The global popularity of Kaziranga as a tourist hotspot has an untended flipside to it. Crowded footprints to the place have resulted in increased littering, especially plastic wastes. Rupjyoti, who had silently fidgeted about it, decided to embark on a solo journey to find a solution to this. In 2004, after consulting with her mother, she started an initiative for creating awareness among the women of her locality for reducing plastic waste through an affordable, innovative, and aesthetic plastic recycling mechanism by leveraging a traditional skill.

Under her initiative, “Village Weaves,” Rupjyoti encourages the local women to collect littered plastic bags and trains them to use these finely cut plastics in weaving beautifully crafted furnishing items on the throw-shuttle loom – a household possession in the Assamese community. These plastic ribbons are used as traverse weft woven over-and-under the longitudinal cotton warp yarn. The final fabric comprises 50% each of the cotton and plastic threads, resulting in a strong and durable texture. The fabric is then used to handcraft beautiful table mats, doormats, handbags, tote bags, and other furnishing items.

A sales outlet has been set up at Kaziranga called “Kaziranga Haat” that attracts a good number of domestic and international tourists to browse through the finished products and make good purchases. The tourist seasons have especially yielded good income from the outlet. Rupjyoti mentions generating over Rs. 3 lakh in the previous financial year. There’s a tinge of pride in her voice when she says that the women weavers in her network manage to earn Rs.15,000 – Rs. 25,000 monthly (particularly during the tourist season) through sales of the finished products.

Rupjyoti’s “Village Weave” smartly and effectively serves dually to abate the environmental threats from plastic as well as empower the rural women to earn a decent livelihood. To date, she has trained around 2300 women across 35 villages of Assam as well as in Arunachal Pradesh. What more, the entrepreneur has trained international students during workshops held in Mumbai and Dehradun. She carried a portable loom fixed on a table that was designed with help from her husband, who is also an artisan. In course of her endeavour, Rupjyoti has been gradually building a community of woman entrepreneurs,  steadily rising in courage and confidence to own the boss hat towards creating an impact.

Besides creating a steady movement to save the environment from plastics by inculcating a habit for effective plastic reuse and recycling, Rupjyoti’s mission is also inclined to empower rural women with awareness, basic knowledge, and skill to earn livelihoods while indirectly playing their parts to save the environment.

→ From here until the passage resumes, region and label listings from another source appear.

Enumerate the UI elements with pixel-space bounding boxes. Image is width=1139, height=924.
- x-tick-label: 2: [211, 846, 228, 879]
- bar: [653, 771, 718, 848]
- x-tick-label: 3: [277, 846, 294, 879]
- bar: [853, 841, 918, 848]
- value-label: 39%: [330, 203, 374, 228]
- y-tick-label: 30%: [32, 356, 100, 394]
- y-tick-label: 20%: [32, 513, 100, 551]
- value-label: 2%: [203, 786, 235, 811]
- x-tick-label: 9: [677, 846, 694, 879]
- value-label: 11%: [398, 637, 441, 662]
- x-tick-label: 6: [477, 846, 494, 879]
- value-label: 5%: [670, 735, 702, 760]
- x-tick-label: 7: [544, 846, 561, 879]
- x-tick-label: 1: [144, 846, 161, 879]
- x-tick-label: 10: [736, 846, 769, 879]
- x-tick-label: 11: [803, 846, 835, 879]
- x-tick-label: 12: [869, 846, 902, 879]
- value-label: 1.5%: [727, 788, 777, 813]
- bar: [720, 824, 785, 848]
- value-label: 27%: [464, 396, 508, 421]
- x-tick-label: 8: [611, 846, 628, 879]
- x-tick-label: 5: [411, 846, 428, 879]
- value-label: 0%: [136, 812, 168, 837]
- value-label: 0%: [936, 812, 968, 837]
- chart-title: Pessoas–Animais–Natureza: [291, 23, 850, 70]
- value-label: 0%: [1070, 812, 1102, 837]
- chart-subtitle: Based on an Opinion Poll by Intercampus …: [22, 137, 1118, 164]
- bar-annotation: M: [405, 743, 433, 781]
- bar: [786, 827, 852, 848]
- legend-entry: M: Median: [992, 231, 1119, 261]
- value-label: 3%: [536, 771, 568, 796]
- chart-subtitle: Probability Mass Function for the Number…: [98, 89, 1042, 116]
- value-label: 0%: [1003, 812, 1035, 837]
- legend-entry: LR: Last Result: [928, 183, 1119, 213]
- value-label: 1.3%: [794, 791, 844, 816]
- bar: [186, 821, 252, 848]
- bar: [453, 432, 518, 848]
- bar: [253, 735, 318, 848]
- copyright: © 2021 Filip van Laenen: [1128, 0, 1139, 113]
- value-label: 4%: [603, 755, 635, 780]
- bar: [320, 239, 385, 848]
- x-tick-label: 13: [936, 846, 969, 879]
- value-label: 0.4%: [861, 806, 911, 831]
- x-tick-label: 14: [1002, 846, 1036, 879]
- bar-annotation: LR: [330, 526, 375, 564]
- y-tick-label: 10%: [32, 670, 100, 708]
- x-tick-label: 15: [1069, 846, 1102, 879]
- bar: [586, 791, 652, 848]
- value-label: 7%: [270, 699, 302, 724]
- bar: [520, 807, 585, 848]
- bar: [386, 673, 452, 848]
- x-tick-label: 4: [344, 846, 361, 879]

Social entrepreneurs like her reinstate the belief that a genuine intent to make an impact, an ardent zeal to create value, and the courage to take the first step are the core ingredients for entrepreneurship. For the rest of the ingredients, there are business incubators to help with business knowledge, networking, and market access for nascent entrepreneurs to metamorphose into flamboyant ethical leaders.